After I had dropped Katy at the baby shop to follow the family tradition, I drove into town to try to take all 5 to Stourbridge Fair. I’d heard about it for a while, and driven past the Leper Chapel many times, but somehow never got to either.

We managed to arrive there 2 hours early – we had somehow been told the time for stallholders to arrive rather than proper opening times. The air cadets were being stewards, and their nice officer told me about a playground that was only a few minutes’ walk away. It happened to take us by where we got the cats a long time ago – the swings was more of a draw than going round so we pressed on.

It was a good playground – a nice small people’s bit and a bigger people’s bit. Occasionally an eight would row by or the big tourist boat. I kept them happy and occupied until it was time to go back.

(I’ve now had 2 attempts by WordPress to eat this entry, so I’ll keep it short and quit while I’m winning.)
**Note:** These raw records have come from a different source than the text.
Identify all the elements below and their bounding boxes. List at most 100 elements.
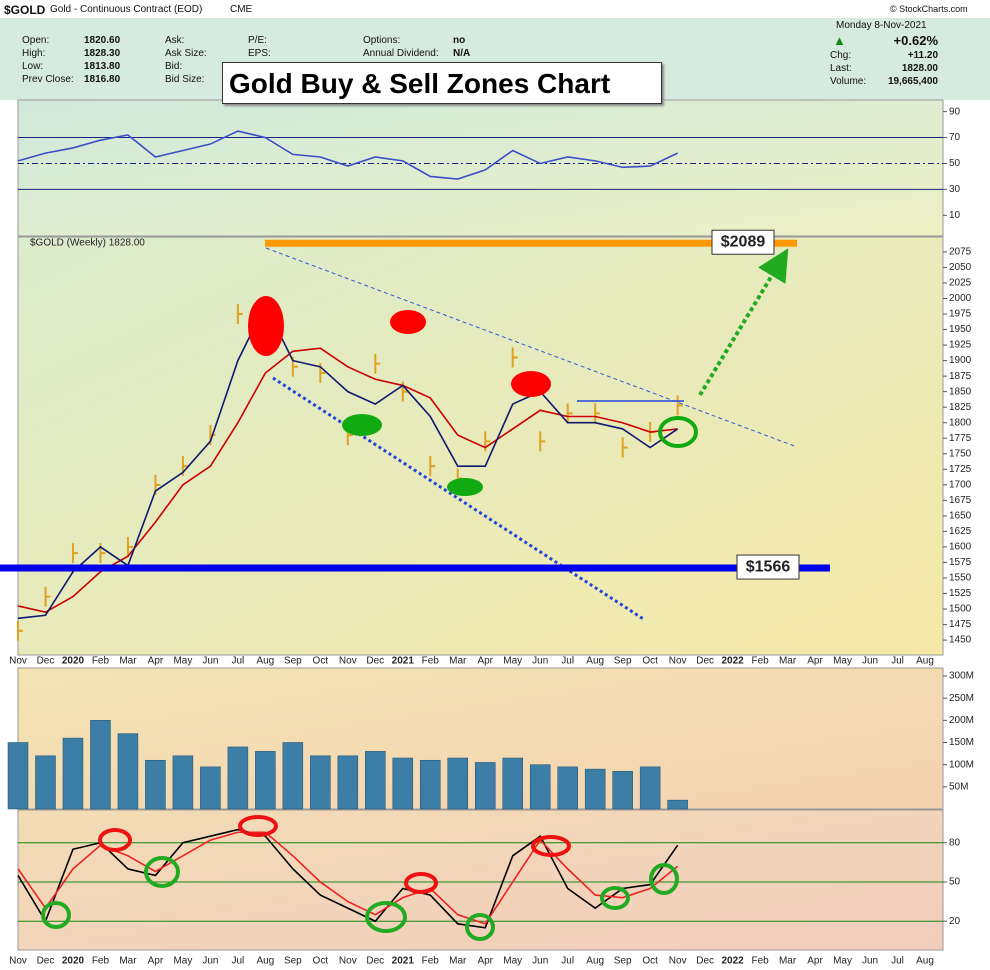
x-tick-label: Nov xyxy=(9,656,27,667)
x-tick-label: Sep xyxy=(614,956,632,967)
x-tick-label: Mar xyxy=(779,956,797,967)
overlay-title: Gold Buy & Sell Zones Chart xyxy=(222,62,662,104)
y-tick-label: 1825 xyxy=(949,402,972,413)
date: Monday 8-Nov-2021 xyxy=(836,20,927,31)
y-tick-label: 1875 xyxy=(949,371,972,382)
field-label: Prev Close: xyxy=(22,74,74,85)
volume-bar xyxy=(557,766,578,810)
field-label: Ask: xyxy=(165,35,185,46)
x-tick-label: Jul xyxy=(891,656,904,667)
price-bar xyxy=(374,353,381,374)
x-tick-label: Jul xyxy=(231,956,244,967)
series-line xyxy=(17,831,679,925)
x-tick-label: Feb xyxy=(751,956,769,967)
y-tick-label: 1450 xyxy=(949,635,972,646)
x-tick-label: Dec xyxy=(37,956,55,967)
y-tick-label: 1525 xyxy=(949,588,972,599)
y-tick-label: 70 xyxy=(949,132,961,143)
buy-ring xyxy=(649,863,679,895)
price-bar xyxy=(126,536,133,557)
annotation-box xyxy=(736,554,800,580)
x-tick-label: Sep xyxy=(284,956,302,967)
x-tick-label: Aug xyxy=(916,956,934,967)
x-tick-label: Oct xyxy=(313,956,329,967)
field-value: no xyxy=(453,35,466,46)
y-tick-label: 2075 xyxy=(949,247,972,258)
y-tick-label: 50 xyxy=(949,877,961,888)
trendline xyxy=(272,376,646,622)
symbol: $GOLD xyxy=(4,3,46,17)
y-tick-label: 1575 xyxy=(949,557,972,568)
y-tick-label: 2000 xyxy=(949,293,972,304)
annotation-label: $1566 xyxy=(746,558,791,575)
x-tick-label: Dec xyxy=(696,956,714,967)
x-tick-label: 2020 xyxy=(62,956,85,967)
x-tick-label: Nov xyxy=(669,656,687,667)
price-bar xyxy=(236,304,243,325)
price-bar xyxy=(17,620,23,641)
x-tick-label: Jul xyxy=(231,656,244,667)
y-tick-label: 1975 xyxy=(949,309,972,320)
y-tick-label: 200M xyxy=(949,715,974,726)
volume-bar xyxy=(117,733,139,810)
x-tick-label: Apr xyxy=(477,956,493,967)
field-value: 1820.60 xyxy=(84,35,121,46)
x-tick-label: May xyxy=(503,956,522,967)
y-tick-label: 1550 xyxy=(949,573,972,584)
x-tick-label: Apr xyxy=(148,956,164,967)
field-label: High: xyxy=(22,48,46,59)
trendline xyxy=(265,247,798,448)
x-tick-label: Apr xyxy=(148,656,164,667)
y-tick-label: 1675 xyxy=(949,495,972,506)
x-tick-label: Mar xyxy=(449,956,467,967)
panel-layer xyxy=(7,720,688,810)
buy-ring xyxy=(144,856,180,888)
volume-bar xyxy=(172,755,194,810)
volume-bar xyxy=(474,762,496,810)
x-tick-label: Mar xyxy=(449,656,467,667)
sell-zone xyxy=(390,310,426,334)
x-tick-label: Nov xyxy=(339,956,357,967)
x-tick-label: Jun xyxy=(862,956,878,967)
sell-zone xyxy=(511,371,551,397)
price-bar xyxy=(511,347,518,368)
buy-ring xyxy=(365,901,407,933)
y-tick-label: 1500 xyxy=(949,604,972,615)
field-value: 1828.00 xyxy=(901,63,938,74)
volume-bar xyxy=(365,751,386,810)
buy-zone xyxy=(447,478,483,496)
description: Gold - Continuous Contract (EOD) xyxy=(50,4,203,15)
x-tick-label: Aug xyxy=(586,656,604,667)
x-tick-label: 2021 xyxy=(392,656,415,667)
volume-bar xyxy=(420,759,441,810)
y-tick-label: 1950 xyxy=(949,324,972,335)
x-tick-label: Jun xyxy=(532,656,548,667)
buy-ring xyxy=(465,913,495,941)
volume-bar xyxy=(62,737,84,810)
annotation-box xyxy=(711,229,775,255)
volume-bar xyxy=(227,746,249,810)
y-tick-label: 1750 xyxy=(949,448,972,459)
x-tick-label: Jun xyxy=(202,656,218,667)
volume-bar xyxy=(639,766,661,810)
price-bar xyxy=(539,431,546,452)
field-value: N/A xyxy=(453,48,471,59)
x-tick-label: Aug xyxy=(256,956,274,967)
panel-layer xyxy=(17,828,943,929)
sell-zone xyxy=(248,296,284,356)
x-tick-label: Mar xyxy=(779,656,797,667)
field-label: P/E: xyxy=(248,35,267,46)
x-tick-label: Mar xyxy=(119,656,137,667)
x-tick-label: Feb xyxy=(751,656,769,667)
price-legend: $GOLD (Weekly) 1828.00 xyxy=(30,238,145,249)
y-tick-label: 150M xyxy=(949,737,974,748)
change-pct: +0.62% xyxy=(893,33,938,48)
volume-bar xyxy=(7,742,29,810)
y-tick-label: 90 xyxy=(949,106,961,117)
price-bar xyxy=(594,403,601,424)
y-tick-label: 1900 xyxy=(949,355,972,366)
sell-ring xyxy=(98,828,132,852)
x-tick-label: 2022 xyxy=(721,656,744,667)
y-tick-label: 2050 xyxy=(949,262,972,273)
We saw quite a few Kentwellies, one of K’s nursery school teachers who’s also a story-teller in her spare time so she dragged the big 4 off while I wandered with A in the sling. A colleague turned up in full 13th century gear (chainmail, sword etc.) with his partner as they do SCA and thought they could show some sword stuff, but there wasn’t room for it. I encouraged them to visit Kentwell, and I hope the bigger scale and variety will appeal more than the rules and strictness might put them off.

There were some proctors, who had nice equipment from the past police / weights and measure duties (a halberd, a big book of statutes, and a set of weights). They claimed to be the oldest police force in the world; I just thought that they were some nice blokes just short of retirement in fancy clothes with a couple of polearms. Very Cambridge.

I also had a nice chat with a traditional woodworker – encouraged him to visit Kentwell too. He asked me which of his tools would be used at Kentwell, and quite a few would: spoke shave, pole lathe, brace and bit, adze, bow saw and a huge axe and wedges for splitting wood – all lovely, lovely things – beautiful, nothing manly or powered by electricity, and able to produce excellent things in skilled hands.

Then off to the car via a stall I had spotted selling homemade plum and X fruit leather. At the car I turned the raw materials that Katy had packed into cold hot dogs (with ketchup 🙂 ), and then crawled through the traffic to pick up Katy late.